I can't give hard numbers for performance improvements, partly because it will vary wildly by what machine you have. I have however seen comments that "it should be faster than this", and this would be a definite step in that direction. The initial step of excising the Begin/End paradigm - made obsolete by GL 1.1 for crying out loud - will not have any compatibility effects - this is pure win.
Of course, the patches I've already done and posted will have zero measurable performance impact. They apply to a part of the code that is not performance limited at all. There are other, more important reasons for dealing with it though.
Looking at my profile with retail data, I see that roughly all of the functions that use glBegin/glEnd are called at least once per frame and usually a lot more than that. This corresponds to many many unnecessary GL API calls per frame. Each GL API call is in itself an overhead that it is wise to avoid.

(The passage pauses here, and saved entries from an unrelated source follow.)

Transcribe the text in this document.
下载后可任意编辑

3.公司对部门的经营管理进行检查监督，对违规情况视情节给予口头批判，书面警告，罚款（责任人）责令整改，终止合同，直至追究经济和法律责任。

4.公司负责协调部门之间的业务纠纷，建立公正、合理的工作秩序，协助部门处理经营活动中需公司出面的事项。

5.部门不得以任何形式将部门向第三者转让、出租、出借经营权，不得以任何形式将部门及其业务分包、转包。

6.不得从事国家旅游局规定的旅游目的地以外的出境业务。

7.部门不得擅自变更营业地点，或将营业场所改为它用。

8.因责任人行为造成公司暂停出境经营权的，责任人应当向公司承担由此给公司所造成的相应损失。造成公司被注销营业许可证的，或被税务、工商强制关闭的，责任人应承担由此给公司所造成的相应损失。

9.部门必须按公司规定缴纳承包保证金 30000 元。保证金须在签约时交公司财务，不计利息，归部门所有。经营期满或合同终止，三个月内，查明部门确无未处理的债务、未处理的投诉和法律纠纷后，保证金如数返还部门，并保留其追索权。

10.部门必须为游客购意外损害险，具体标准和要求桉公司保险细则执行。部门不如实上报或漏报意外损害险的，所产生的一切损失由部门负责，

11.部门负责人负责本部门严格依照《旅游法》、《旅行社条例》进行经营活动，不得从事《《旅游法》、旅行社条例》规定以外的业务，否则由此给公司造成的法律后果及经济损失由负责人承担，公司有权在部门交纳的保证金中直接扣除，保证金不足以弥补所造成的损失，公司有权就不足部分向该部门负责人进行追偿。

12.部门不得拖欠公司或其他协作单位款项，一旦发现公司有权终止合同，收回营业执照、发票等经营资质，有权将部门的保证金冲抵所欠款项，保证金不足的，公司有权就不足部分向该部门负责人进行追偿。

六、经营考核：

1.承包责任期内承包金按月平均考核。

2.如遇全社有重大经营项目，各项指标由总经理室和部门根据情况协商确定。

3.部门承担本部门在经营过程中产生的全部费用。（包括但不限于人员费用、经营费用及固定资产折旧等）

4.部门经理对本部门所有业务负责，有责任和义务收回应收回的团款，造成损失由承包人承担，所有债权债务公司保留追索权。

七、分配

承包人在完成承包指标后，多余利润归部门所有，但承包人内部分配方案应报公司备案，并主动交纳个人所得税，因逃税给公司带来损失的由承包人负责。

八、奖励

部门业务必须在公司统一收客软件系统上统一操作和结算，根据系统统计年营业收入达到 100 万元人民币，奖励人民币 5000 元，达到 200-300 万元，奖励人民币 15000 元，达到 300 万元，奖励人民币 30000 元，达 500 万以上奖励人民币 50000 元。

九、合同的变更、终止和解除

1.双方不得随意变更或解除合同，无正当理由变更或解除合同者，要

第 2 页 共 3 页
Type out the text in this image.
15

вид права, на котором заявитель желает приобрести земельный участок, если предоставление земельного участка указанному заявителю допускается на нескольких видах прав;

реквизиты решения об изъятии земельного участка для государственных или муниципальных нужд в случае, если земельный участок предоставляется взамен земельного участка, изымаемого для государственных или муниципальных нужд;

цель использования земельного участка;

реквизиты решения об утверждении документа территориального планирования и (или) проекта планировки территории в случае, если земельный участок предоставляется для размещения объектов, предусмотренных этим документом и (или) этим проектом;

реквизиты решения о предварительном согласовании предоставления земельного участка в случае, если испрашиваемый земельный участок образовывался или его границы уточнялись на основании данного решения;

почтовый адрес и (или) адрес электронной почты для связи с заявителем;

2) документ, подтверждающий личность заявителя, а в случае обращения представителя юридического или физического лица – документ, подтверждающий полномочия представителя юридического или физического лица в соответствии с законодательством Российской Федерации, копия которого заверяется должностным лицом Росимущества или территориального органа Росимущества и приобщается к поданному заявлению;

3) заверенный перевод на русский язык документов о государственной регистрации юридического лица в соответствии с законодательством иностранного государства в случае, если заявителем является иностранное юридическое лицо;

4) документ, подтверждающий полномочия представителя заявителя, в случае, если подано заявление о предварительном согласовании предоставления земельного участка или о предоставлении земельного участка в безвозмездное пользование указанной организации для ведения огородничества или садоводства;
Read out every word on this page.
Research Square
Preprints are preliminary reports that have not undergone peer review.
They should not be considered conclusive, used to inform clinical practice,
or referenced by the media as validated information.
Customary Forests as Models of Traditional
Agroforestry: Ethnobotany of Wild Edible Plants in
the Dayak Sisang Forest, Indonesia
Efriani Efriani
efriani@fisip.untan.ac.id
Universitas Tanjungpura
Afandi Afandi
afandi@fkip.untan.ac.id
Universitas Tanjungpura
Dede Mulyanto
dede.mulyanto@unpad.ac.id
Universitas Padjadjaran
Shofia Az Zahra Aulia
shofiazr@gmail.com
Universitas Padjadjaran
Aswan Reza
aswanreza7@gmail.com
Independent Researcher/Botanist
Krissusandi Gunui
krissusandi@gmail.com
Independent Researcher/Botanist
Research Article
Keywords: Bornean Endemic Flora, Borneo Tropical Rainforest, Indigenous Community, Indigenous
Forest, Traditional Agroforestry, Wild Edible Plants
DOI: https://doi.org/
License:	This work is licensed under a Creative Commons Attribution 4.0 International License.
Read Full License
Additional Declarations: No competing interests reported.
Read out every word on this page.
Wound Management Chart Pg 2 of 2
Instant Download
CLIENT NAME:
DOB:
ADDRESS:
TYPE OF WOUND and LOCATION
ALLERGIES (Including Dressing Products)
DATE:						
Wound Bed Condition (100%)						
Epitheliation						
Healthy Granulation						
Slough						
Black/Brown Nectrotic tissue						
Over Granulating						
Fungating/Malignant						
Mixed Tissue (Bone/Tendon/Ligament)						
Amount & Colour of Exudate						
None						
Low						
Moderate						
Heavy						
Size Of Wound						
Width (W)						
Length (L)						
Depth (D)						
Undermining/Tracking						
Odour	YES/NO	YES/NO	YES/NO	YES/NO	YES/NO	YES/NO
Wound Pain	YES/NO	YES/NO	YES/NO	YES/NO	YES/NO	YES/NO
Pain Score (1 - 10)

The "new features" that we should expect are compatibility with newer and more interesting platforms. For example, MacOS X will not add support for new GL features to the "compatibility profile" implementation it supports. New features will therefore appear only in the "core profile" implementation. Therefore in order for the Mac port to keep up with other platforms in terms of rendering features, the whole engine has to be made compatible with Core Profile, which happily is also a long way towards GLES2 compatibility.
And, of course, OpenGL ES2 support opens up non-x86-based Linux platforms, particularly the Raspberry Pi that I'm planning to target once the cleanup operation is done. ARM based platforms generally don't come with PC-type graphics cards, and therefore don't see any need to support "legacy" OpenGL since it doesn't provide any features that mobile games and navigation apps can't easily do without. An, if they *do* eventually move on, it will likely be to GL3 Core Profile, not back to legacy GL.
The later stages of the conversion have the *potential* to cause compatibility problems with older GL versions, specifically pre-2.0. I think that this can be dealt with by the new state manager I proposed - by knowing what sort of rendering is to be done, it can adapt to shader mode (using Core Profile compatible calls exclusively) or fixed-function mode (using legacy calls exclusively). The rest of the rendering code would then be decoupled from that decision to the extent possible - obviously some effects are not available without shaders.